We have developed a coincidence velocity map imaging apparatus for studying strong field molecular ionization using shaped laser pulses. For each laser shot, we measure ions and electrons in coincidence using velocity map imaging to record the vector momentum of the electrons as they leave the molecule. An illustration of our apparatus with a typical measurement is shown below.

Vacuum Ultraviolet(VUV) Light Source and UV/VUV Pump Probe Experiments

We have developed a new ultrafast light source to conduct UV/VUV pump probe experiments to study excited state dynamics such as internal conversion, isomerization, intersystem crossing, and dissociation. We use a Ti:Sapphire laser to generate UV and VUV pulses. UV(4.8eV) pulses are generated through third harmonic generation in BBO crystals. The VUV(8eV) pulses are generated via non-collinear-four-wave-mixing in Argon. In some experiments, the UV pulse acts as a pump and the VUV as a probe, while in others the role of the pulses are reversed, allowing us to study excited states at both 4.8 eV and 8 eV.

Recent Results

Filament Based Spectral Broadening for Sub 10 fs Pulses

We recently developed a filament based spectral broadening source capable of spanning an octave of spectral bandwidth. We compress the pulses using a grating based compressor and have measured pulses as short as 9 fs. We are currently working on compressing the pulses down to 5 fs. The figure below shows the spectrum from our filament source along with the shortest pulse supportd by this bandwidth in the inset.
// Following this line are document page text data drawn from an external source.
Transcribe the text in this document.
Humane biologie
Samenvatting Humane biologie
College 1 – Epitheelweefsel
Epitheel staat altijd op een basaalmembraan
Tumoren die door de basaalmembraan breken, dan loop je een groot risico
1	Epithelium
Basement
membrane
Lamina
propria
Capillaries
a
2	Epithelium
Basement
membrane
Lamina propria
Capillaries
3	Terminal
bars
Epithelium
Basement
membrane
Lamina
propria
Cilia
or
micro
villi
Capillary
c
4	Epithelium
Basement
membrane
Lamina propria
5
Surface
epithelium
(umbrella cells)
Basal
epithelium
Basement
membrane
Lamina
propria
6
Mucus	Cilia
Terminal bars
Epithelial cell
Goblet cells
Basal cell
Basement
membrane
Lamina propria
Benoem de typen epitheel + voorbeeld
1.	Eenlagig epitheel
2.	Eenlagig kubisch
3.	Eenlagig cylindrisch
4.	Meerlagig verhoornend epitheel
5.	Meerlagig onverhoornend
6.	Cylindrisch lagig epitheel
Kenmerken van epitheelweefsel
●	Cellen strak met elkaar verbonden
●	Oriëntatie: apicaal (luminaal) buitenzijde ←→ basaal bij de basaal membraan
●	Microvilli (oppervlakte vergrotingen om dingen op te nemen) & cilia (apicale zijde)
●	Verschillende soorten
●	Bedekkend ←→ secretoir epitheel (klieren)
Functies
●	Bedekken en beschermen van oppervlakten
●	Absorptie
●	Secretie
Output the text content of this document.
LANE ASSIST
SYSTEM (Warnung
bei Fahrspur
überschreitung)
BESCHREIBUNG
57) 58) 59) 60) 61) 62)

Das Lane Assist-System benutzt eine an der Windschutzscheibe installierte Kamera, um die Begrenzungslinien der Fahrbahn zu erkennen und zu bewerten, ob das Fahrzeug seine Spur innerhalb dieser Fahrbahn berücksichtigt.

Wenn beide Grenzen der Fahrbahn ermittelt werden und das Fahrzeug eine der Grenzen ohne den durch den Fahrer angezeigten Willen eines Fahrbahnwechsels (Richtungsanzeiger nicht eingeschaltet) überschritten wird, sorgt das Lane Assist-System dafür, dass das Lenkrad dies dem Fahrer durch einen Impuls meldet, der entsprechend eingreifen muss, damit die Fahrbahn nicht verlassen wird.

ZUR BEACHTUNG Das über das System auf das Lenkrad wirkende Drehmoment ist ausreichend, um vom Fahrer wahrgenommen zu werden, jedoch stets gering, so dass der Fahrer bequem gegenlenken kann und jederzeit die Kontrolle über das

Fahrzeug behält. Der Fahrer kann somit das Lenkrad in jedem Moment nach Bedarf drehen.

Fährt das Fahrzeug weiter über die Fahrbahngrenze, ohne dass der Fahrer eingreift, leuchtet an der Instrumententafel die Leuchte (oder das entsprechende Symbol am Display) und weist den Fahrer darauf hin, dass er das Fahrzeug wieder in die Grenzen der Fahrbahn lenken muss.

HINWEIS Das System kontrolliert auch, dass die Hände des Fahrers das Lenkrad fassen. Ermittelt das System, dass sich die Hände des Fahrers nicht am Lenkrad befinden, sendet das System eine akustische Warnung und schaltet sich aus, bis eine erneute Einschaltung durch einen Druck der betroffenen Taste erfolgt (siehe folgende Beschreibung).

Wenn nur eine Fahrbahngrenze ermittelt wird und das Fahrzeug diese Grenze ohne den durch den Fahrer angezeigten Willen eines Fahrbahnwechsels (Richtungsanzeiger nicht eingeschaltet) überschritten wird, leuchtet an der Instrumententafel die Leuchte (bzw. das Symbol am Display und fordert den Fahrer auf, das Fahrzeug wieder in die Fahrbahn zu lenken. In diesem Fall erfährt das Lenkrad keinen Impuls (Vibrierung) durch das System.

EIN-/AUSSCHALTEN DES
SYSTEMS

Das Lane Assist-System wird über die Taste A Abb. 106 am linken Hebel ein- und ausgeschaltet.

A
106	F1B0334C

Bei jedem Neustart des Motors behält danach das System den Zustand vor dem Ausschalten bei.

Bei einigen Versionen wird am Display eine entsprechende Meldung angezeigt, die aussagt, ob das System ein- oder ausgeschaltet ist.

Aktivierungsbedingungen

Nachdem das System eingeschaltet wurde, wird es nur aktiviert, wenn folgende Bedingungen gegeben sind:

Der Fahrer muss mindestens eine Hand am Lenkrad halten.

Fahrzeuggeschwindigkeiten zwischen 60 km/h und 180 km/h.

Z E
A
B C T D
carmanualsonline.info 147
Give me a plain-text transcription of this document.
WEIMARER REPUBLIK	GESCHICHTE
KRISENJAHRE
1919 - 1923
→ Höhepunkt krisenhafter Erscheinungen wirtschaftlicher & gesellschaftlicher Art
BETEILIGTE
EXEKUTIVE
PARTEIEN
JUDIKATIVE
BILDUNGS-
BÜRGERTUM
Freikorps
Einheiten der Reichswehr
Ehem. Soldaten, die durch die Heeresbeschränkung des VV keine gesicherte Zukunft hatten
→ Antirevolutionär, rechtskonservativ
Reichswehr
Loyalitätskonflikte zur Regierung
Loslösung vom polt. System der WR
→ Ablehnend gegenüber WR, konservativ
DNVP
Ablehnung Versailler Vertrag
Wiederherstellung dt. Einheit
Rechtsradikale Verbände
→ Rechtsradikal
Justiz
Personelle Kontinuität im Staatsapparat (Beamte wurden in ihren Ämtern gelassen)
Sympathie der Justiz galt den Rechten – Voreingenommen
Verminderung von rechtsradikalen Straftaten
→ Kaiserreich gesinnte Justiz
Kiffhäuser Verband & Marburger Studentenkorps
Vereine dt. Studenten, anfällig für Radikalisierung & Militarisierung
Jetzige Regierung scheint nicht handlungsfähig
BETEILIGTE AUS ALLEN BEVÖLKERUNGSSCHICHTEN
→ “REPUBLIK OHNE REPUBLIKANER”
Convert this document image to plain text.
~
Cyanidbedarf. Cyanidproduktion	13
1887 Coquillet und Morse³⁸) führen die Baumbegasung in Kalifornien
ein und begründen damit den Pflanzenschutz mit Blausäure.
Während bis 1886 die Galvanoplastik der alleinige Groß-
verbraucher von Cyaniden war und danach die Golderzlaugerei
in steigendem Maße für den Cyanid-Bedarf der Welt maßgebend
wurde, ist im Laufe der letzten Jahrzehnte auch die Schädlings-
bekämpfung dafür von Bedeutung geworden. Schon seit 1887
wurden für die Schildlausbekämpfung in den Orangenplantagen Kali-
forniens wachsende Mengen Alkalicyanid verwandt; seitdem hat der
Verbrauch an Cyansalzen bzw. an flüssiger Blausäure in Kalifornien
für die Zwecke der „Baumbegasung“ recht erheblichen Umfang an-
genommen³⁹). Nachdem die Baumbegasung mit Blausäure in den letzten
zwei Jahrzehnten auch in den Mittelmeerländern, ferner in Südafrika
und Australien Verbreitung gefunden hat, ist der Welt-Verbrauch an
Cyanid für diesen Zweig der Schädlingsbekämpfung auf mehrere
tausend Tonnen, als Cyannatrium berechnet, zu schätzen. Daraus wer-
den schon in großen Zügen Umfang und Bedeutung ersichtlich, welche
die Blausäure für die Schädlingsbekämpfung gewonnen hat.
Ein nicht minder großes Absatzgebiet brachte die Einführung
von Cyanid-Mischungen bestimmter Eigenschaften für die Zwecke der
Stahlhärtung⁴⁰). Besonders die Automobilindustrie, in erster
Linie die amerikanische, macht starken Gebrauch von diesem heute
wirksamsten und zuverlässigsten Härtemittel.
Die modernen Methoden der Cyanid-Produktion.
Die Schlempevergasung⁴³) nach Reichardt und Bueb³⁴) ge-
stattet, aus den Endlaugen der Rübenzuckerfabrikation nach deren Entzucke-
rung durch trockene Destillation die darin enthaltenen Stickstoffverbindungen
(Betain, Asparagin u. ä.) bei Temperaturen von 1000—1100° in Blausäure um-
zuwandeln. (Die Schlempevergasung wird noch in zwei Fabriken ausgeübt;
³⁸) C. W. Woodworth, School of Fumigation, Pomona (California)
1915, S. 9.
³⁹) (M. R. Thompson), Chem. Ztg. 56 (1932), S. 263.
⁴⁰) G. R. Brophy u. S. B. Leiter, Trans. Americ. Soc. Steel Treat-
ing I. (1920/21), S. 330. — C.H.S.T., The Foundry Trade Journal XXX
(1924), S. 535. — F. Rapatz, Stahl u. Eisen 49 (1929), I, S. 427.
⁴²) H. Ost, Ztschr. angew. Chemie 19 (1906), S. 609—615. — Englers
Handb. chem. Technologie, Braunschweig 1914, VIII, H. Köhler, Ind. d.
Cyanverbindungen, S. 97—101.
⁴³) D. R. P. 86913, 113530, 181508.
Strong field ionization as a function of pulse duration and shape

Making use of our new broadband light source, we are studying the dynamics of strong field ionization as a function of pulse duration and shape. The figure below illustrates how the photoelectron spectrum for ionization of CH2IBr changes as a function of pulse duration. The measurements are based on velocity map imaging of the photo-electrons and the peaks have been identified using coincidence measurements with photo-ions. The figure illustrates how the ionization changes with pulse duration, with a single ionic state dominating the ionization process for the shortest laser pulse. What is particularly interesting about the measurement is that it demonstrates preferential removal of an electron from a more deeply bound orbital (HOMO-1, leading to the first excited ionic state D1), rather than from the highest occupied orbital (HOMO, leading to the ground ionic state,D0) for the shortest pulse As a complement to the measurement shown above, we also measured the photoelectron spectrum for ionization as a function of central frequency. The measurements were carried out using our filament based supercontinuum, using a slit to select a ~25 nm window over a 200 nm range. The result below indicates that most of the ionization consists of removing an electron from the HOMO, in contrast with the measurements shown above.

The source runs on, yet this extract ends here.